背景:FlashAttention 的架构限制与现实困境
FlashAttention【github】 系列,由斯坦福大学 AI 实验室的 Dao 等人提出,通过巧妙的 I/O 感知算法(I/O-aware algorithm)和自定义的 CUDA 内核(CUDA kernel)显著提升了 Transformer 模型中注意力机制的训练和推理速度,尤其是在长序列处理方面。
然而,在使用过程中,我们可能会遇到一个常见的限制:FlashAttention-2 官方声明不支持较旧的 Turing 架构 (如 NVIDIA RTX 20 系列显卡)。尽管项目作者曾表示会很快支持,但在实际等待中,我们发现这一支持迟迟未能到来。
与此同时,许多最新的模型和代码库都是基于 FlashAttention-2 版本进行开发的,如果仅仅为了适配旧架构而回退到 FlashAttention-1.x,不仅需要大量的代码修改,还可能因此失去部分性能优化,这无疑是一个费时费力的选择。

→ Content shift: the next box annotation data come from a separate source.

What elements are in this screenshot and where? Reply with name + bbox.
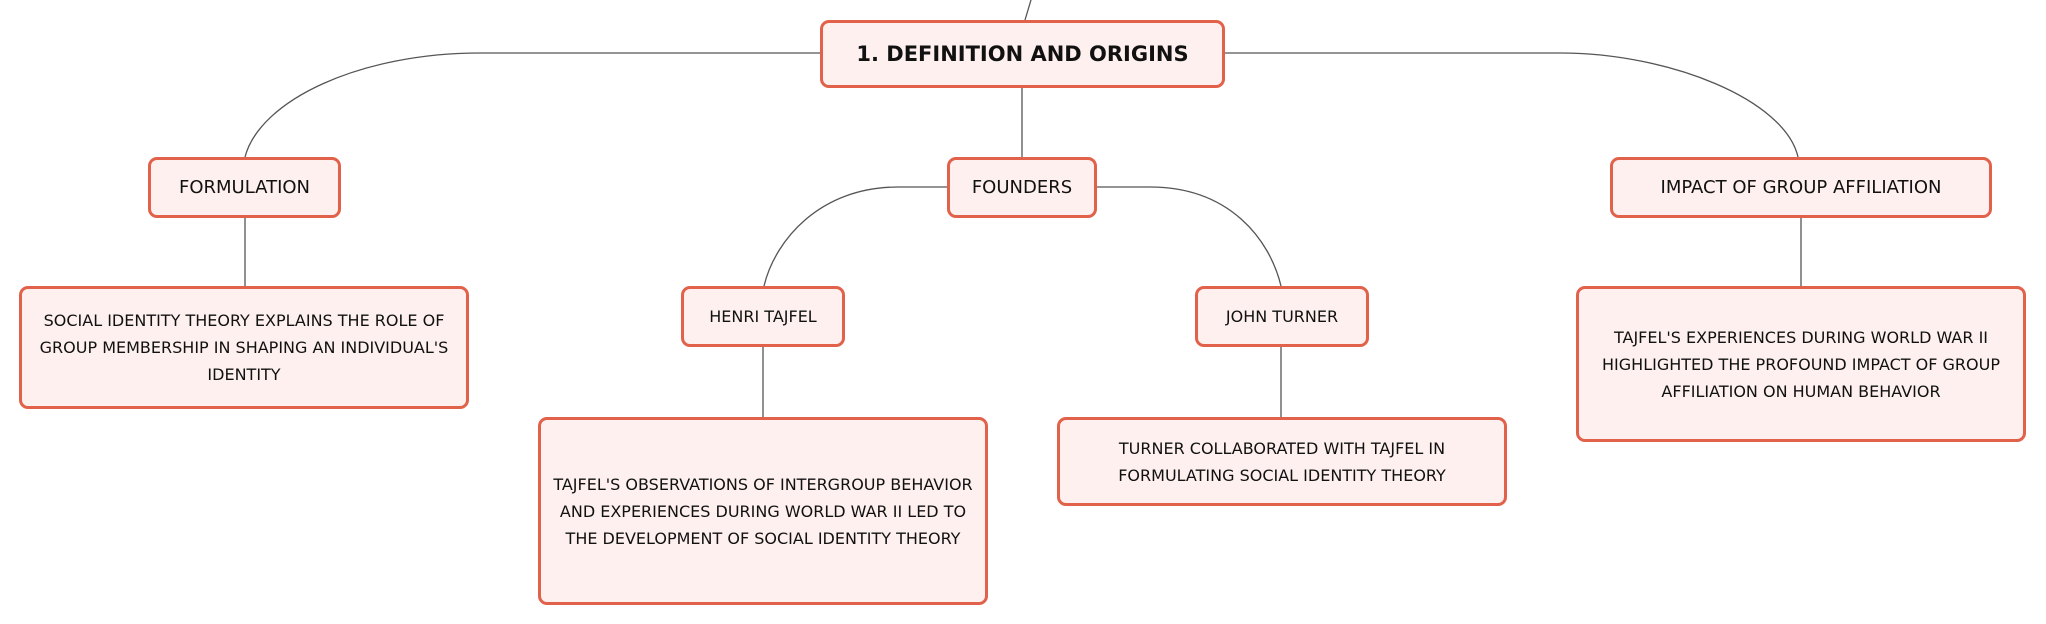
connector-founders-to-turner — [1097, 186, 1282, 287]
formulation-label: FORMULATION — [178, 177, 311, 198]
tajfel-node[interactable]: HENRI TAJFEL — [681, 286, 845, 347]
turner-node[interactable]: JOHN TURNER — [1195, 286, 1369, 347]
connector-parent-to-root — [1024, 0, 1032, 21]
connector-root-to-impact — [1225, 52, 1799, 158]
turner-detail-text: TURNER COLLABORATED WITH TAJFEL IN FORMU… — [1118, 438, 1446, 485]
tajfel-detail-node[interactable]: TAJFEL'S OBSERVATIONS OF INTERGROUP BEHA… — [538, 417, 988, 605]
connector-founders-to-tajfel — [763, 186, 948, 287]
founders-label: FOUNDERS — [971, 177, 1073, 198]
tajfel-label: HENRI TAJFEL — [709, 307, 817, 326]
tajfel-detail-text: TAJFEL'S OBSERVATIONS OF INTERGROUP BEHA… — [553, 474, 973, 548]
root-topic-node[interactable]: 1. DEFINITION AND ORIGINS — [820, 20, 1225, 88]
formulation-node[interactable]: FORMULATION — [148, 157, 341, 218]
connector-root-to-formulation — [244, 52, 821, 158]
formulation-detail-node[interactable]: SOCIAL IDENTITY THEORY EXPLAINS THE ROLE… — [19, 286, 469, 409]
turner-detail-node[interactable]: TURNER COLLABORATED WITH TAJFEL IN FORMU… — [1057, 417, 1507, 506]
formulation-detail-text: SOCIAL IDENTITY THEORY EXPLAINS THE ROLE… — [39, 311, 449, 384]
founders-node[interactable]: FOUNDERS — [947, 157, 1097, 218]
impact-detail-node[interactable]: TAJFEL'S EXPERIENCES DURING WORLD WAR II… — [1576, 286, 2026, 442]
impact-node[interactable]: IMPACT OF GROUP AFFILIATION — [1610, 157, 1992, 218]
impact-label: IMPACT OF GROUP AFFILIATION — [1660, 177, 1942, 198]
turner-label: JOHN TURNER — [1225, 307, 1339, 326]
impact-detail-text: TAJFEL'S EXPERIENCES DURING WORLD WAR II… — [1602, 327, 2000, 401]
root-topic-label: 1. DEFINITION AND ORIGINS — [856, 42, 1189, 66]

那么,有没有一种方法,既能利用 FlashAttention 的核心思想,又能避免版本兼容性问题,让我们在 Turing 架构上也能快速、高效地运行最新的模型呢?
笔者想到的答案是:通过 PyTorch 自行实现 FlashAttention 的核心部分。
源码文件见:在Turing 架构上使用 PyTorch实现FlashAttention
实现原理:从 CUDA Kernel 到 PyTorch Tensor 操作
FlashAttention 的核心思想是分块计算(Tiled computation)。它将长序列的注意力计算拆分为多个小块,通过在显存(SRAM)上多次加载和计算,减少了对带宽瓶颈的 DRAM 的访问,从而显著提升了计算效率。

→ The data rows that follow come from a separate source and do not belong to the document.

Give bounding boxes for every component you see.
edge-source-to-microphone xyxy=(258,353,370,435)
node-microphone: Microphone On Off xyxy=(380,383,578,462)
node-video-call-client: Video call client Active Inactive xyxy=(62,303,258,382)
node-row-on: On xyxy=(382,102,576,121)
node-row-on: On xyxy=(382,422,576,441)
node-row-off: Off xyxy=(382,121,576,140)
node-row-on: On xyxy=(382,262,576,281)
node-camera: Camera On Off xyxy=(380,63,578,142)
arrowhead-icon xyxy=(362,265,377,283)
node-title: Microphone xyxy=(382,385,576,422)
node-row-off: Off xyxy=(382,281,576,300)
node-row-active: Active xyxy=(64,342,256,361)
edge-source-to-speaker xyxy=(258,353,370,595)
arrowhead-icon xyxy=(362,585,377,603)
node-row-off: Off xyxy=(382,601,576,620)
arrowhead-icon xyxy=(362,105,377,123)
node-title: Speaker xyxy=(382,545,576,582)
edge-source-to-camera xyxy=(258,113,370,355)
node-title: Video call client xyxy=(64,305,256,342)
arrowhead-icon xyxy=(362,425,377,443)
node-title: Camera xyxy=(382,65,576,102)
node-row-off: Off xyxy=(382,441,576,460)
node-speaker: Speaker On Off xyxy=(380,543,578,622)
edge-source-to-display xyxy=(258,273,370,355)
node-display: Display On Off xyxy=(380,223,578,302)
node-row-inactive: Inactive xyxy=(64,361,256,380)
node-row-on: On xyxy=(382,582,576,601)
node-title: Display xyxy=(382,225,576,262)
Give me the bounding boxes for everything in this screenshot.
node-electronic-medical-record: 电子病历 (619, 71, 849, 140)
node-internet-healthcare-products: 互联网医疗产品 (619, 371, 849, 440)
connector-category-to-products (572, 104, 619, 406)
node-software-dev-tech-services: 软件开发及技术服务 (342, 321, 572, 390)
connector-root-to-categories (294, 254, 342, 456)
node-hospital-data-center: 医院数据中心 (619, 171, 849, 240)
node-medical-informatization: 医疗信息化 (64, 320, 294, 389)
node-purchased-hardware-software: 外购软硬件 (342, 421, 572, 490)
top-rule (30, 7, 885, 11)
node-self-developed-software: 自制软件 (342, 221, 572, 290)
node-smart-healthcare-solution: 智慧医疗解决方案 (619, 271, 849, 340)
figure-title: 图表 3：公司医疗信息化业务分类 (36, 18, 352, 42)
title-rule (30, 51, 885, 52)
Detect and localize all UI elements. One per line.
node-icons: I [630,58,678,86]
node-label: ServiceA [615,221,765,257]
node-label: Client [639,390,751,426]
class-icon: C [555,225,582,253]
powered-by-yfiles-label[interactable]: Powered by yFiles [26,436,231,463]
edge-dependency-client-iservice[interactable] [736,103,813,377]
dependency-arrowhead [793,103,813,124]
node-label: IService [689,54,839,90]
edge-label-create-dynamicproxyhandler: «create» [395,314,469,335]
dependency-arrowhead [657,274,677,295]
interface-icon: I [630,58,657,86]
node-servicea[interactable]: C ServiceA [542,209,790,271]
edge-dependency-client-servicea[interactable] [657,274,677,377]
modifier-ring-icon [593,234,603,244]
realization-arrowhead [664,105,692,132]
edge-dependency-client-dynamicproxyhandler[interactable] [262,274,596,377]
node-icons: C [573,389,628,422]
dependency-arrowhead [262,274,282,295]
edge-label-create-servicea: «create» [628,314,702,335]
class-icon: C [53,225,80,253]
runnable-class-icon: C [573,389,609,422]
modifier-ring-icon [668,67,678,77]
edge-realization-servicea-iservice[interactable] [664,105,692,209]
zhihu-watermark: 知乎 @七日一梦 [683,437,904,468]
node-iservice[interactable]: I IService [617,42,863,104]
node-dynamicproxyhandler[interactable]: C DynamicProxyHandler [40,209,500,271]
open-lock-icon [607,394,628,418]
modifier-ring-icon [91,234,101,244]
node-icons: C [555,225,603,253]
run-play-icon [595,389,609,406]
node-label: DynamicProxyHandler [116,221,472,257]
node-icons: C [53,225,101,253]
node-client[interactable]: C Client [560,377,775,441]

虽然我们无法直接复现其底层的 CUDA kernel,但我们可以利用 PyTorch 强大的张量操作能力,模拟这种分块计算的逻辑。具体来说,我们可以:
- 将 Q、K、V 矩阵进行分块(tiling):将输入矩阵在序列维度上切分成多个小块。
- 迭代计算分块注意力:在循环中,依次取出 Q 的一个块和 K、V 的一个块进行计算。
- 累积结果:在每次迭代中,计算出局部分块的注意力得分,并将其与之前的累积结果进行合并。
这种方法虽然无法完全达到原生 CUDA kernel 的极限速度,但它成功地将 FlashAttention 的分块思想带入了 PyTorch,使得在没有原生支持的情况下,我们也能获得接近的性能和效果,尤其是在 PyTorch 2.x 引入的 torch.compile 等优化后,性能差距进一步缩小。
具体实现:核心代码详解与实现样例
我们将重点实现flash_attn.flash_attn_varlen_qkvpacked_func函数。
1. 核心实现文件(可直接使用):flash_attn_torch.py
这个文件包含了我们用 PyTorch 张量操作实现的 FlashAttention 核心逻辑。以下是关键部分的伪代码:
python
# 伪代码
def pytorch_flash_attention_varlen_qkvpacked(
qkv,
cu_seqlens,
max_seqlen,
dropout_p=0.0,
softmax_scale=None,
causal=False,
window_size=(-1, -1),
softcap=0.0,
alibi_slopes=None,
deterministic=False, # Note: PyTorch SDP deterministic behavior might depend on backend/version
return_attn_probs=False,
):
"""
PyTorch implementation mimicking flash_attn.flash_attn_varlen_qkvpacked_func.
Handles variable-length sequences specified by cu_seqlens.
Uses optimized vectorized padding/unpadding preprocessing.
Args:
qkv (torch.Tensor): Packed QKV tensor [total_tokens, 3, num_heads, head_dim].
cu_seqlens (torch.Tensor): Cumulative sequence lengths [batch_size + 1].
max_seqlen (int): Maximum sequence length in the batch.
dropout_p (float): Dropout probability. Default is 0.0.
softmax_scale (float, optional): Softmax scaling factor. Default is 1/sqrt(head_dim).
causal (bool): Apply causal masking. Default is False.
window_size (tuple): **Unsupported**. Must be (-1, -1).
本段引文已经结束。